|
|
|
|
High school was big hair time. It was the late eighties, and Miami Vice had changed the fashion world. At school, sophomore year, my friend Tim took to wearing white and pastel-colored leisure suits with rolled-up sleeves. Baggy--thanks to the comeback of pleats--was in, though not out of control as it would be in the nineties. Skirts come off the knees, descending well below them or--to my delight (those folks in the early seventies had, until then, all the pleasure)--came well above them, as the miniskirt had returned. But there were no boots, no stacked heels; instead, there were stilettos, which at the time seemed much sexier anyway.

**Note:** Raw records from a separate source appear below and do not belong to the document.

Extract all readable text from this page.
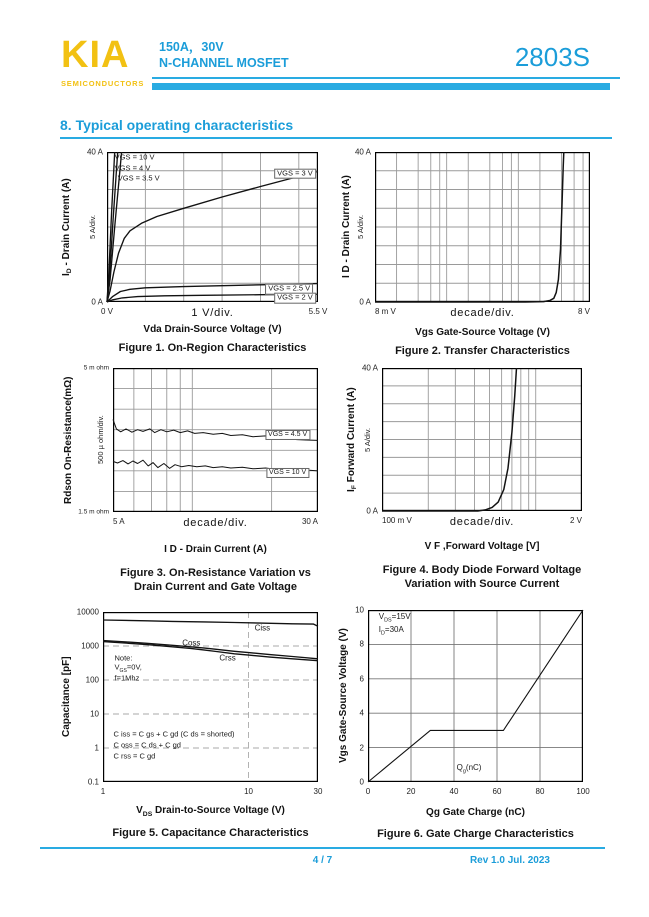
KIA
SEMICONDUCTORS
150A，30V
N-CHANNEL MOSFET	2803S
8. Typical operating characteristics
0 V	1 V/div.	5.5 V
40 A
0 A
VGS = 10 V
VGS = 4 V
VGS = 3.5 V
VGS = 3 V
VGS = 2.5 V
VGS = 2 V
$I_D$ - Drain Current (A) 5 A/div.
Vda Drain-Source Voltage (V)
Figure 1. On-Region Characteristics
8 m V	decade/div.	8 V
40 A
0 A
I D - Drain Current (A) 5 A/div.
Vgs Gate-Source Voltage (V)
Figure 2. Transfer Characteristics
5 A	decade/div.	30 A
5 m ohm
1.5 m ohm
VGS = 4.5 V
VGS = 10 V
Rdson On-Resistance(mΩ)	500 µ ohm/div.
I D - Drain Current (A)
Figure 3. On-Resistance Variation vs
Drain Current and Gate Voltage
100 m V	decade/div.	2 V
40 A
0 A
$I_F$ Forward Current (A) 5 A/div.
V F ,Forward Voltage [V]
Figure 4. Body Diode Forward Voltage
Variation with Source Current
1	10	30
10000
1000
100
10
1
0.1
Ciss
Coss
Crss
Note:
$V_{GS}=0V$,
f=1Mhz
C iss = C gs + C gd (C ds = shorted)
C oss = C ds + C gd
C rss = C gd
Capacitance [pF]
$V_{DS}$ Drain-to-Source Voltage (V)
Figure 5. Capacitance Characteristics
0	20	40	60	80	100
10
8
6
4
2
0
$V_{DS}=15V$
$I_D=30A$
$Q_g(nC)$
Vgs Gate-Source Voltage (V)
Qg Gate Charge (nC)
Figure 6. Gate Charge Characteristics
4 / 7	Rev 1.0 Jul. 2023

I was not a cool kid when it came to clothing, which is not to say I was a cool kid when it came to other things. My friend Tim was not exactly cool either, though he tried. To me, trying only seemed to emphasize one's uncoolness, not that not trying made one any more cool. Cool was something you just had, and if you didn't, you just didn't. I just didn't.
By the time I hit high school, I was not growing much anymore. What this meant was that I did not receive a slew of new clothes at the beginning of the school year. I had had some shirts, some pants, for two years at that point. In junior high, I had had a preference for pullover shirts; now button downs had taken over. I was not fashionable.
Junior year, though, the school, having grown tired of continual "dress code infractions," instituted a uniform. Now what few clothes I had gotten at the start of the year were not replaced at all. I had a uniform to wear, and at night I could wear the clothes from junior high. No one much saw me at night anyway, as I did not hold much of a night-time social life. The lack of "cool" clothes did not seem that important to me, except that my pants were painfully short.
Denied their own style of suiting up, students found voice in their hair, and as we came closer and closer to graduation, hair got bigger and bigger, as if mimicking our own journey toward bigness, toward "adulthood." Guys cut their hair between short and long and then spiked it high. My friend Brian bleached his hair (an infraction of school rules) and took to combing it back in a sort of pompadour.
But we all kept the hair on the side of our heads, no matter what the rock stars were doing. Not that this had much to do with the official rules. Granted, the faculty warned had us not to cut off our "sideburns" (as if teenagers have such things), but why would we have? No sideburns meant we were sissy, and none of us wanted to be that, even if it was "cool."
Meanwhile, girls spent hours with a curling iron, curling long bangs up above their heads rather than letting them falling down into their eyes. In the late eighties, hair was about defying gravity, and defying gravity took effort and time. Year by year, the amount of background space devoted to hair in each girl's yearbook photograph grew by centimes. By senior year, hardly any background was left.
My own hair stayed in the same style it had always had. I treated my hair much as I had my clothes, with a certain apathy. The only thing that did change was that I no longer used hairspray. While other guys were mousing their hair into spikes and pompadours, I chose instead to go with my natural wave. It worked well, for the only thing less cool than natural, was to comb one's hair straight and glue it down with hairspray and water.
And then we graduated. Seniors took their finals two weeks early and then, the last week of regular classes, headed off for a one-week trip to San Diego. The weekend before, I went shopping for clothes. After two years of uniforms and virtually no new clothes since the start of high school, I was in dire need. I bought three new shirts, two new pairs of pants, a tie, and a belt. Thin ties, this collars, pleats--these were things I couldn't avoid. I looked for things that weren't as trendy, that might last me another five years, but they were not to be had. I settled on "cool" clothes. Bagginess and pleats would stay in for another decade at least, so my fears in terms of the pants proved unfounded. And the shirts--most of them would wore out long before the fashion changed. In fact, I wish that I still had them. Only the tie remains from that time, rather stupid looking, but I still wear it every few weeks, a relic from teen years. Sometimes people comment its vintage spirit.
The clothes I purchased that weekend, along with what clothes were still in good enough repair to wear, were what came with me on the senior trip. I saved most of them for later in the week, growing--as others remarked--progressively cooler as the week continued. But it was too late. High school was coming to an end. For the next six years, until I left California, I would yearn to return to those days, a hipper version of myself.